While the question itself might sounds silly, the answer is quite important to me, as I feel that issue is negatively affecting my work performance.
A bit of the background here: I am a seasoned senior software developer in a medium size software department of non-software company. While being above average on the technical side of the things, I am much poorer on communicating and explaining things. Even when explaining something to other developers.
The most difficulties happen when I explain how a particular small piece of code works.
The funny thing is, that explaining and providing examples on how something works on a much higher level, e.g. interactions between separate modules and subsystems, is much easier for me.
To make it clearer, what I call "source code explaining skill" is a
a) ability to clearly explain the execution flow of the code - e.g. "this thingy calls that thingy, which returns that object, which is later calls method A, passing the object B to ..."

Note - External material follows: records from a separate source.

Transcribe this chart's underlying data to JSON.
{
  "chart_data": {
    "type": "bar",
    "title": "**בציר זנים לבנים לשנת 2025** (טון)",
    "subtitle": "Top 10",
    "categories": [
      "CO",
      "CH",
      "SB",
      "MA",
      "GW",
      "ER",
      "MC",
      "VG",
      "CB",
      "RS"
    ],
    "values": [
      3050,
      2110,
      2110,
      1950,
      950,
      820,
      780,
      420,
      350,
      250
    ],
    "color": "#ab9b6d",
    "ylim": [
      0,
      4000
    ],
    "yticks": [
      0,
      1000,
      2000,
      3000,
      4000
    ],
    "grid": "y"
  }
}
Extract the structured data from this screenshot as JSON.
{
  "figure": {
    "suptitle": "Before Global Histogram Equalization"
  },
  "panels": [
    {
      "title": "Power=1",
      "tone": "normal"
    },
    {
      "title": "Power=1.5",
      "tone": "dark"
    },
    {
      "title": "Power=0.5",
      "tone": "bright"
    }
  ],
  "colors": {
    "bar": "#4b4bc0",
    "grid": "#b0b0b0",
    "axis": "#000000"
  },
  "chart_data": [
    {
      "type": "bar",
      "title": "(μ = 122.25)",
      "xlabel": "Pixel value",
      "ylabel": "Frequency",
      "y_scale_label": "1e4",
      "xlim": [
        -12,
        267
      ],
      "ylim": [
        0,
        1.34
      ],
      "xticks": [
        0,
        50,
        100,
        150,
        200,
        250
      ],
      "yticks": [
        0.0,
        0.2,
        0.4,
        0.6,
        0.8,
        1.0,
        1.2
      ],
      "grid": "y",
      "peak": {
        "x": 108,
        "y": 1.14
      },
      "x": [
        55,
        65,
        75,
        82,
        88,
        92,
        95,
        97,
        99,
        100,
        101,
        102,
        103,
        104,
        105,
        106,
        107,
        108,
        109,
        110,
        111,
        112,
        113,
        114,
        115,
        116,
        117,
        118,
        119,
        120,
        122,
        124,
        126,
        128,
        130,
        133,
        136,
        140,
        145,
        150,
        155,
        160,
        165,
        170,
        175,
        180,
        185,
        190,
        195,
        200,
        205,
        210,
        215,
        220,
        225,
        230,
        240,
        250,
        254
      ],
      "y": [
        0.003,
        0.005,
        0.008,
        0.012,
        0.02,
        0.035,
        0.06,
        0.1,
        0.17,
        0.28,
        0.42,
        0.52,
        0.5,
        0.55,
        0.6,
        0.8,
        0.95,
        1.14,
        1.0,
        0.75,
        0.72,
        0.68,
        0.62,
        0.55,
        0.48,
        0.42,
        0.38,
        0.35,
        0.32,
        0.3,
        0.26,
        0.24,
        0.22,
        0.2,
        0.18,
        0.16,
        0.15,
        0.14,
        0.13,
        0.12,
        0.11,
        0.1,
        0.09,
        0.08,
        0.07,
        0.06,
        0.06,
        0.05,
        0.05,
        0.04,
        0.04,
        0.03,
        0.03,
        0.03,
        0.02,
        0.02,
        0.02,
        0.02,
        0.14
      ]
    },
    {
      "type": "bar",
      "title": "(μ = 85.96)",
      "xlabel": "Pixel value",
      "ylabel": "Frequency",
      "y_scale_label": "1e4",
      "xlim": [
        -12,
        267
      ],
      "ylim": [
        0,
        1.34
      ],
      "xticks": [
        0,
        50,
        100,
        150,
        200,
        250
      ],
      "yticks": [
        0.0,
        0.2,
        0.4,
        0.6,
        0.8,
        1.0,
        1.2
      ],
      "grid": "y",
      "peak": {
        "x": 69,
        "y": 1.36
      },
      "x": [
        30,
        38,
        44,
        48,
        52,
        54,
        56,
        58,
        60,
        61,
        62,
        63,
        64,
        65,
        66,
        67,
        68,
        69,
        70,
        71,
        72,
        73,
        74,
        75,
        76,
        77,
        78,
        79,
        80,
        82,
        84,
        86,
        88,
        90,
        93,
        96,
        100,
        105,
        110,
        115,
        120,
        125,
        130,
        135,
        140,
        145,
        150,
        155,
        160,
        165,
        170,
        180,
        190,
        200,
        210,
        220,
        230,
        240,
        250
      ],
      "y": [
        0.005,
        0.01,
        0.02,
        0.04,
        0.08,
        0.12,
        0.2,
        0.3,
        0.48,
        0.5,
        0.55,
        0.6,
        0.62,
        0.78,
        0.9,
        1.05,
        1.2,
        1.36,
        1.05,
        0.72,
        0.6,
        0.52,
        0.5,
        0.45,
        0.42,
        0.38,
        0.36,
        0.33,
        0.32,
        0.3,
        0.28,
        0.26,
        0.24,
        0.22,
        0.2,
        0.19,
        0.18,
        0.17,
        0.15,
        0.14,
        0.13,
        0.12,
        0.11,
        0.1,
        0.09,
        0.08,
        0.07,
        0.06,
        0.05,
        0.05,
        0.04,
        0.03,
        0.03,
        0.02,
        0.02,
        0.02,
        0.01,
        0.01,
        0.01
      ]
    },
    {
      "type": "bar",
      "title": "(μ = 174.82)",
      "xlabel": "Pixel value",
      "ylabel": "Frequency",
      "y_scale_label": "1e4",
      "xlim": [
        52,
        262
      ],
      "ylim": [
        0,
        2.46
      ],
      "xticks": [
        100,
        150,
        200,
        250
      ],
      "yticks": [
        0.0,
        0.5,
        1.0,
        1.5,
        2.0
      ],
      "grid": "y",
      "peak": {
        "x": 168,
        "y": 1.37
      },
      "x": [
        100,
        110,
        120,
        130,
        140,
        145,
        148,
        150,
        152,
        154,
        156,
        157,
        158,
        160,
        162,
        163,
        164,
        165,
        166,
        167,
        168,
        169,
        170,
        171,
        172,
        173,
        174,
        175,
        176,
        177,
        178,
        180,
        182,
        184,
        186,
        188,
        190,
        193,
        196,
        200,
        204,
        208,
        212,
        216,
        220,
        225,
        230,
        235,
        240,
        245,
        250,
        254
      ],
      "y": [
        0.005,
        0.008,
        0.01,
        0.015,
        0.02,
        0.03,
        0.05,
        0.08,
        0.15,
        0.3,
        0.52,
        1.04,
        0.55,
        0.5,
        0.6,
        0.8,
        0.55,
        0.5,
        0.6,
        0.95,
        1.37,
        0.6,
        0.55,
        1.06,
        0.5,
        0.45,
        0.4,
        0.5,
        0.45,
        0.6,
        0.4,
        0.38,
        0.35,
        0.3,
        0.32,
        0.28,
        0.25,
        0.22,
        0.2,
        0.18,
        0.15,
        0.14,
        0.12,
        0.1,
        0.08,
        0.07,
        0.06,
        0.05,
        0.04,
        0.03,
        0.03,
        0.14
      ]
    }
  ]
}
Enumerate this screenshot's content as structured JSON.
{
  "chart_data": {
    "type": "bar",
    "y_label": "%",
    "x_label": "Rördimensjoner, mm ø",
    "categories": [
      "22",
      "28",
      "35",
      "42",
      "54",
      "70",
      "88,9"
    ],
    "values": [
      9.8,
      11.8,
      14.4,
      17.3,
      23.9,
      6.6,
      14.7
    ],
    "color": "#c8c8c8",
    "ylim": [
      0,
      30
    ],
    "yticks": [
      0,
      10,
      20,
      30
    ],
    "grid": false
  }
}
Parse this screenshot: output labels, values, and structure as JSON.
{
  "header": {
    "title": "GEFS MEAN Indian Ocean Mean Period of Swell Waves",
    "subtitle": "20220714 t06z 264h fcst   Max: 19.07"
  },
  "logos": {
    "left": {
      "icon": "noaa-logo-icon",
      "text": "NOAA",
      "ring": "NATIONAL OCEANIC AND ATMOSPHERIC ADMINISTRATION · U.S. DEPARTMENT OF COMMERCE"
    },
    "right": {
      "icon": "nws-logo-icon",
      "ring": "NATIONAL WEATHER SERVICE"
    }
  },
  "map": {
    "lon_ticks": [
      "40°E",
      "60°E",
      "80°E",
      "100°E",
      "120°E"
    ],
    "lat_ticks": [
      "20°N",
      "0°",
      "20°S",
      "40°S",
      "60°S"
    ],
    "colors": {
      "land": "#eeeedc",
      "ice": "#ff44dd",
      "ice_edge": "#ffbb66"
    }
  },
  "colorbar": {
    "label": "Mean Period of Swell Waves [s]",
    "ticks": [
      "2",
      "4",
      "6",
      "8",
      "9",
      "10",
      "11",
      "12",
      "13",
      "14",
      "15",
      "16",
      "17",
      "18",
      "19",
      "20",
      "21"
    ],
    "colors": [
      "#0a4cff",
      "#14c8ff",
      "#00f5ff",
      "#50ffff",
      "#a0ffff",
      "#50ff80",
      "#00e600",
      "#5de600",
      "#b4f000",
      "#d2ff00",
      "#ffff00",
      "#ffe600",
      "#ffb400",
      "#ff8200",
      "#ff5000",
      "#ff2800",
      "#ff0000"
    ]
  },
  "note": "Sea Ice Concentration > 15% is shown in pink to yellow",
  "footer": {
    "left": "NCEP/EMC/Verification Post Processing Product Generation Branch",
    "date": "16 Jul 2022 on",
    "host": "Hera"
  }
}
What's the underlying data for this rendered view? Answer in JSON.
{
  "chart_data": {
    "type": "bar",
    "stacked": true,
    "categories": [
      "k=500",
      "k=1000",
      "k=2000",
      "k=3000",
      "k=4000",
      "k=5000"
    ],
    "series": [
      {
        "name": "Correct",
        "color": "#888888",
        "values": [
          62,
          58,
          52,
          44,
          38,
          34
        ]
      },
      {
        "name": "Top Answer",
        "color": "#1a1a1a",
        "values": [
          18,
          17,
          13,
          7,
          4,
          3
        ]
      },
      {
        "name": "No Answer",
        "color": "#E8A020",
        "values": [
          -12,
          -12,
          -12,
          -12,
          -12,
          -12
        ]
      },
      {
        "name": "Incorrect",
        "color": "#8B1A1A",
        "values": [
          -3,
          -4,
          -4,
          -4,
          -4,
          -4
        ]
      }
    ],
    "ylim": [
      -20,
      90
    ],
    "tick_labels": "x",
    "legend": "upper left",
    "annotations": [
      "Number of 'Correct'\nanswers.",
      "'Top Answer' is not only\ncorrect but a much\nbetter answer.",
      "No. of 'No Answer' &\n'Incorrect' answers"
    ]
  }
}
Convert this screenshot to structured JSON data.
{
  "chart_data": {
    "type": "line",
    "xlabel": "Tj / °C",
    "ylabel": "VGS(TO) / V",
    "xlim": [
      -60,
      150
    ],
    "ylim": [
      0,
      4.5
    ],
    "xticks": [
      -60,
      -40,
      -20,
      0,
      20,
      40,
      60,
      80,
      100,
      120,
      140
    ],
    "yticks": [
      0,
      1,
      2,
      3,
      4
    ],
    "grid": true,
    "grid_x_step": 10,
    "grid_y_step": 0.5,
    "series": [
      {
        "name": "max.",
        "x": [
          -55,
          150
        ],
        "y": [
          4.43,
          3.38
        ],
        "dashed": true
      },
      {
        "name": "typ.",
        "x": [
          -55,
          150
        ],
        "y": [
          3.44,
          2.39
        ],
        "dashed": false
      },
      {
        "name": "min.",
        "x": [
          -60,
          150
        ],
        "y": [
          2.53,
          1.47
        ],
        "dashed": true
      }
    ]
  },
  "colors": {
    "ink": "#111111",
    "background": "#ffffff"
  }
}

a) ability to clearly explain the problems with a current design, or, which is more important, implications of the source code change as in "if, for performance reasons, we start caching the object as a field of the class, we would have to make modification in ten different places to ensure that the cache is always in up to date state" etc
I tried to analyse why I am bad on explaining things and haven't found any explanations except maybe that I explain things in a bullet points manner, which some may find too rigid. Also when I explain things I perhaps focus too much on what I say myself and missing the questions, what people ask, but again to me it feels like these questions are often irrelevant and simply draggin the conversation away.
What could you recommend (except the obvious "practices which makes it perfect", which I don't really buy, as I think I would probably practice more of the same mistakes again and again) me to do, so I could improve the source code explaining skills.